Recently developed single-cell technologies allow immunologists and rheumatologists to better understand the heterogeneity of human immune cells and the pathogenic mechanisms of rheumatic diseases. Applications of these technologies have the potential to provide unique insights into the etiology of rheumatic diseases and facilitate the development of new therapies, according to Alex Kuo, PhD, Senior Scientist at Stanford University School of Medicine.
Dr. Kuo will discuss these advances and how they are contributing to the understanding of the pathogenesis of rheumatic diseases during the ACR Convergence 2020 session, Immunology Update: Single Cell Technologies and New Insights in SLE. The first viewing of this session, on Friday, Nov. 6, from 10 – 10:45 a.m., includes a live question-and-answer period. Registered attendees have on-demand access to watch a replay of the session through Wednesday, March 11.
“Rheumatic diseases represent a significant burden for the public health system, affecting more than a fifth of the population here in the United States and millions of individuals worldwide. Yet, despite their prevalence and significance, the etiology of most rheumatic diseases remains largely unknown,” Dr. Kuo said. “Many studies support the concept that rheumatic disease pathogenesis is driven by a very small subset of cells; however, analyzing bulk changes of immune cells may overlook the fundamental defects restricted to a fraction of the target populations.”
Dr. Kuo also noted that etiologically important molecular and cellular alterations may be masked by overpowering inflammation effects, which frequently have strong influences on experimental readouts.
“Those are the reasons why it is so important that researchers are now able to study the breakdown of immune tolerance and dysregulated proinflammatory pathways in rheumatic diseases on a cell-to-cell basis,” Dr. Kuo said.
Dr. Kuo will review the fundamental aspects of generating and analyzing high-dimensional data through single-cell RNA-sequencing, mass cytometry (CyTOF) and related technologies and discuss pioneering research utilizing these powerful analytic platforms to elucidate complex immune system networks in health and disease.
“With the development of new single-cell technologies, billions of reads can be routinely generated to help us better understand and profile the genome, transcriptome and epigenome, providing researchers with great opportunities to interrogate the heterogeneity of single cells with unprecedented depth,” Dr. Kuo said. “Furthermore, single-cell proteomic analyses of protein levels and their post-translational modifications have been greatly accelerated by the development of mass cytometry, permitting simultaneous analyses of potentially more than 100 protein markers in single cells.”
In order to realize the full potential of single-cell technologies, Dr.

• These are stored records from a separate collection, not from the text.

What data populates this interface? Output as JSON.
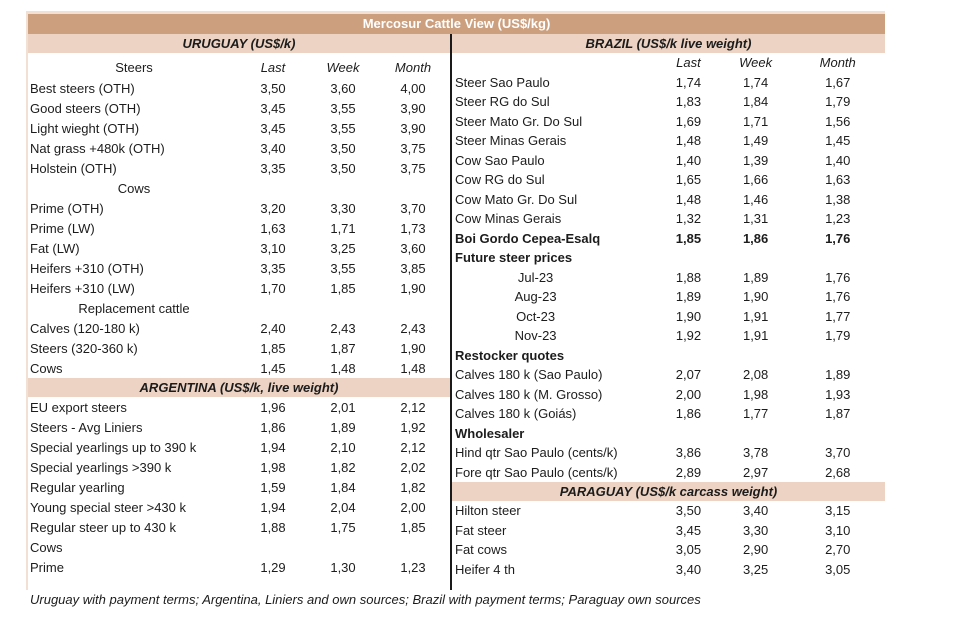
{
  "title": "Mercosur Cattle View (US$/kg)",
  "footnote": "Uruguay with payment terms; Argentina, Liniers and own sources; Brazil with payment terms; Paraguay own sources",
  "colors": {
    "title_bg": "#cc9f7e",
    "section_bg": "#ecd3c3",
    "divider": "#1a1a1a",
    "tick": "#c9c9c9",
    "text": "#1c1c1c"
  },
  "headers": {
    "last": "Last",
    "week": "Week",
    "month": "Month"
  },
  "left_rows": [
    {
      "type": "section",
      "label": "URUGUAY (US$/k)"
    },
    {
      "type": "colheader",
      "label": "Steers"
    },
    {
      "type": "data",
      "label": "Best steers (OTH)",
      "last": "3,50",
      "week": "3,60",
      "month": "4,00"
    },
    {
      "type": "data",
      "label": "Good steers (OTH)",
      "last": "3,45",
      "week": "3,55",
      "month": "3,90"
    },
    {
      "type": "data",
      "label": "Light wieght (OTH)",
      "last": "3,45",
      "week": "3,55",
      "month": "3,90"
    },
    {
      "type": "data",
      "label": "Nat grass +480k (OTH)",
      "last": "3,40",
      "week": "3,50",
      "month": "3,75"
    },
    {
      "type": "data",
      "label": "Holstein (OTH)",
      "last": "3,35",
      "week": "3,50",
      "month": "3,75"
    },
    {
      "type": "subheader",
      "label": "Cows"
    },
    {
      "type": "data",
      "label": "Prime (OTH)",
      "last": "3,20",
      "week": "3,30",
      "month": "3,70"
    },
    {
      "type": "data",
      "label": "Prime (LW)",
      "last": "1,63",
      "week": "1,71",
      "month": "1,73"
    },
    {
      "type": "data",
      "label": "Fat (LW)",
      "last": "3,10",
      "week": "3,25",
      "month": "3,60"
    },
    {
      "type": "data",
      "label": "Heifers +310 (OTH)",
      "last": "3,35",
      "week": "3,55",
      "month": "3,85"
    },
    {
      "type": "data",
      "label": "Heifers +310 (LW)",
      "last": "1,70",
      "week": "1,85",
      "month": "1,90"
    },
    {
      "type": "subheader",
      "label": "Replacement cattle",
      "ticks": true
    },
    {
      "type": "data",
      "label": "Calves (120-180 k)",
      "last": "2,40",
      "week": "2,43",
      "month": "2,43"
    },
    {
      "type": "data",
      "label": "Steers (320-360 k)",
      "last": "1,85",
      "week": "1,87",
      "month": "1,90"
    },
    {
      "type": "data",
      "label": "Cows",
      "last": "1,45",
      "week": "1,48",
      "month": "1,48"
    },
    {
      "type": "section",
      "label": "ARGENTINA (US$/k, live weight)"
    },
    {
      "type": "data",
      "label": "EU export steers",
      "last": "1,96",
      "week": "2,01",
      "month": "2,12"
    },
    {
      "type": "data",
      "label": "Steers - Avg Liniers",
      "last": "1,86",
      "week": "1,89",
      "month": "1,92"
    },
    {
      "type": "data",
      "label": "Special yearlings up to 390 k",
      "last": "1,94",
      "week": "2,10",
      "month": "2,12"
    },
    {
      "type": "data",
      "label": "Special yearlings >390 k",
      "last": "1,98",
      "week": "1,82",
      "month": "2,02"
    },
    {
      "type": "data",
      "label": "Regular yearling",
      "last": "1,59",
      "week": "1,84",
      "month": "1,82"
    },
    {
      "type": "data",
      "label": "Young special steer >430 k",
      "last": "1,94",
      "week": "2,04",
      "month": "2,00"
    },
    {
      "type": "data",
      "label": "Regular steer up to 430 k",
      "last": "1,88",
      "week": "1,75",
      "month": "1,85"
    },
    {
      "type": "label",
      "label": "Cows"
    },
    {
      "type": "data",
      "label": "Prime",
      "last": "1,29",
      "week": "1,30",
      "month": "1,23"
    },
    {
      "type": "empty",
      "label": ""
    }
  ],
  "right_rows": [
    {
      "type": "section",
      "label": "BRAZIL  (US$/k live weight)"
    },
    {
      "type": "colheader",
      "label": ""
    },
    {
      "type": "data",
      "label": "Steer Sao Paulo",
      "last": "1,74",
      "week": "1,74",
      "month": "1,67"
    },
    {
      "type": "data",
      "label": "Steer RG do Sul",
      "last": "1,83",
      "week": "1,84",
      "month": "1,79"
    },
    {
      "type": "data",
      "label": "Steer Mato Gr. Do Sul",
      "last": "1,69",
      "week": "1,71",
      "month": "1,56"
    },
    {
      "type": "data",
      "label": "Steer Minas Gerais",
      "last": "1,48",
      "week": "1,49",
      "month": "1,45"
    },
    {
      "type": "data",
      "label": "Cow Sao Paulo",
      "last": "1,40",
      "week": "1,39",
      "month": "1,40"
    },
    {
      "type": "data",
      "label": "Cow RG do Sul",
      "last": "1,65",
      "week": "1,66",
      "month": "1,63"
    },
    {
      "type": "data",
      "label": "Cow Mato Gr. Do Sul",
      "last": "1,48",
      "week": "1,46",
      "month": "1,38"
    },
    {
      "type": "data",
      "label": "Cow Minas Gerais",
      "last": "1,32",
      "week": "1,31",
      "month": "1,23"
    },
    {
      "type": "bolddata",
      "label": "Boi Gordo Cepea-Esalq",
      "last": "1,85",
      "week": "1,86",
      "month": "1,76"
    },
    {
      "type": "boldlabel",
      "label": "Future steer prices"
    },
    {
      "type": "month",
      "label": "Jul-23",
      "last": "1,88",
      "week": "1,89",
      "month": "1,76"
    },
    {
      "type": "month",
      "label": "Aug-23",
      "last": "1,89",
      "week": "1,90",
      "month": "1,76"
    },
    {
      "type": "month",
      "label": "Oct-23",
      "last": "1,90",
      "week": "1,91",
      "month": "1,77"
    },
    {
      "type": "month",
      "label": "Nov-23",
      "last": "1,92",
      "week": "1,91",
      "month": "1,79"
    },
    {
      "type": "boldlabel",
      "label": "Restocker quotes"
    },
    {
      "type": "data",
      "label": "Calves 180 k (Sao Paulo)",
      "last": "2,07",
      "week": "2,08",
      "month": "1,89"
    },
    {
      "type": "data",
      "label": "Calves 180 k (M. Grosso)",
      "last": "2,00",
      "week": "1,98",
      "month": "1,93"
    },
    {
      "type": "data",
      "label": "Calves 180 k (Goiás)",
      "last": "1,86",
      "week": "1,77",
      "month": "1,87"
    },
    {
      "type": "boldlabel",
      "label": "Wholesaler"
    },
    {
      "type": "data",
      "label": "Hind qtr Sao Paulo (cents/k)",
      "last": "3,86",
      "week": "3,78",
      "month": "3,70"
    },
    {
      "type": "data",
      "label": "Fore qtr Sao Paulo (cents/k)",
      "last": "2,89",
      "week": "2,97",
      "month": "2,68"
    },
    {
      "type": "section",
      "label": "PARAGUAY  (US$/k carcass weight)"
    },
    {
      "type": "data",
      "label": "Hilton steer",
      "last": "3,50",
      "week": "3,40",
      "month": "3,15"
    },
    {
      "type": "data",
      "label": "Fat steer",
      "underline": true,
      "last": "3,45",
      "week": "3,30",
      "month": "3,10"
    },
    {
      "type": "data",
      "label": "Fat cows",
      "last": "3,05",
      "week": "2,90",
      "month": "2,70"
    },
    {
      "type": "data",
      "label": "Heifer 4 th",
      "last": "3,40",
      "week": "3,25",
      "month": "3,05"
    },
    {
      "type": "empty",
      "label": ""
    }
  ]
}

Kuo said, future efforts will require teams of biologists, immunologists, clinicians, computational biologists, and other researchers with multidisciplinary expertise in both academic institutions and the biotech/pharmaceutical industries.
“In the coming years, new single-cell technologies with improved resolution and throughput will be introduced, and computational algorithms and methods specialized in analyzing big data from high-throughput single-cell technologies will be developed,” he said. “Experiments conceptually advancing our understanding of the human immune system and immune-mediated diseases will be conducted. Investigators may consider leveraging these new technologies to better enrich our understanding of the complex human immune system, identify causal pathogenic mechanisms of rheumatic diseases, and, ultimately, improve human health.”
Dr. Kuo said that a number of landmark publications using single-cell technologies to study other human diseases, such as various types of cancers, may provide guidance for the potential uses of single-cell technologies in rheumatic disease research. However, despite the many strengths of single-cell technologies and the promise they hold, there may be substantial technical and other hurdles for investigators who are interested in adopting these new methods.
“For instance, an investigator who has biobanked a rich collection of high-quality clinical samples may not have access to the instruments needed for performing these single-cell analyses; likewise, an investigator specialized in various single-cell technologies may not have access to clinical samples to conduct an impactful study,” Dr. Kuo said. “Moving the science forward will require strong academic collaborations, and a number of partnership programs between the government, academic investigators, and the biopharmaceutical industry.”